Sundance Channel is making a big move into scripted dramas this year. The network, best known as a home for indie movies and unscripted programming like “Iconoclasts,” “Brick City” and “Girls Who Like Boys Who Like Boys,” has also screened international co-productions like Olivier Assayas’ fantastic miniseries “Carlos” and the U.K.’s “Appropriate Adult.” The network’s lastest such venture is “Top of the Lake,” a seven-part miniseries written and directed by the great Jane Campion and slated to premiere on March 18. Set in rural New Zealand, “Top of the Lake” finds “Mad Men” star Elisabeth Moss playing Robin Griffin, assigned to investigate a missing, pregnant 12-year-old girl named Tui. Peter Mullan plays the girl’s father, a local drug dealer, while Holly Hunter is the head of a local women’s camp.
“Top of the Lake” will premiere at the Sundance Film Festival in its complete 353 minute form, with Campion in attendance. Moss and Hunter were in attendance at Sundance Channel’s TCA panel, along with executive producer Iain Canning. Talking about working with Campion again, Hunter said that she and the director had stayed in touch after “The Piano,” and that “it’s an indescribable thing to work with Jane to begin with. She’s so silly. And she brings that silliness to the set and has wisdom that I think is hard won in her life. This is a director really stretching out across a canvas in the most startling, shocking, provocative way.”
Moss discussed shooting in such a remote location. “I think it’s the most comprehensive documentation of modern New Zealand that’s ever been done on such a large scale. People are so used to ‘The Hobbit’ or ‘Lord of the Rings’ and that beautiful representation of that country. We show a very different and more modern, much grittier, more raw side of it.
“By the end of production, you couldn’t pass a place that we hadn’t filmed in. We went everywhere. And when you’re out in the bush or on a mountainside and when you’re standing in the middle of that freezing lake, you do get to experience the landscape in a way that I think no tourist ever really could. The project really captures a side to that country and landscape that you feel when you’re there, but it’s difficult to communicate. I feel like you really feel it when you watch this.”
“Rectify,” which the network also presented, is Sundance Channel’s first wholly owned series, a six-episode drama created, written and directed by actor/filmmaker Ray McKinnon that follows Daniel Holden (Aden Young), a man released from death row after almost two decades on death row due to DNA evidence, but not acquitted. Indiewire will have an interview with McKinnon closer to the series’ premiere on April 22 — he was in attendance along with executive producer Mark Johnson, Young and co-star Abigail Spencer, who plays Daniel’s sister Amantha.
Discussing whether or not the show would provide closure for the murder that landed Daniel in jail, McKinnon said that “I think a lot of times, we want order over justice or the illusion of order, and that was one of the things that intrigued me about this story. But we also want things framed. We want to find we want to have closure as human beings, and in our storytelling, we want to have closure. I’m not so sure I want to abide by those conventions. So, you know, maybe we will; maybe we won’t…” He added that the crime was not the focus. “The more interesting part of the story was not who did it, but how does a man re acclimate himself back to this world when he’s been in a box for 19 years, for more than half of his life? And how does a family reinvent themselves when this person literally or figuratively comes back from the dead?”

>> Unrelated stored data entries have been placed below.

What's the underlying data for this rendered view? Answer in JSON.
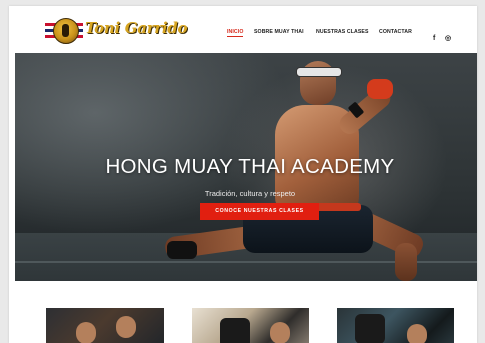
{
  "header": {
    "logo_text": "Toni Garrido",
    "nav": [
      {
        "label": "INICIO",
        "active": true
      },
      {
        "label": "SOBRE MUAY THAI",
        "active": false
      },
      {
        "label": "NUESTRAS CLASES",
        "active": false
      },
      {
        "label": "CONTACTAR",
        "active": false
      }
    ],
    "social": [
      {
        "icon": "facebook-icon",
        "glyph": "f"
      },
      {
        "icon": "instagram-icon",
        "glyph": "◎"
      }
    ]
  },
  "hero": {
    "title": "HONG MUAY THAI ACADEMY",
    "subtitle": "Tradición, cultura y respeto",
    "cta_label": "CONOCE NUESTRAS CLASES"
  },
  "colors": {
    "accent": "#e11f10",
    "nav_active": "#d62a1c",
    "logo_gold": "#d7a521"
  }
}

Young compared his character to “a baby”: “I’m entering a new world. I’m a man who fell to earth, and so that was pretty much the way in. And after that, it was an evolution.” He pointed out that “one of the first things that happens when Daniel’s released is he goes to sleep. And I think there’s a particular joy in or metaphor in that safety of sleep on release. There have been several scripts I received over the years of people who have been on death row and so forth, and it’s almost laughable when you see how this hard man is released after so many years, and he goes straight to this or does that. There was something uniquely true about what Daniel’s journey was immediately on his release.”
Spencer said that her character was “going through a bit of a rebirth as well. The creation story that we’re presenting here in ‘Rectify’ — really, so much happens, and you see her broken down and begin to evolve and really start to ask herself for the first time, ‘What is my life like separate from Daniel Holden and this case?’ That’s truly the theme for the entire show is — who are we all outside of this case, and are we separate from it, and can we possibly function without it?” “Rectify” is also headed to the Sundance Film Festival, where episodes one and two will be aired at a private screening.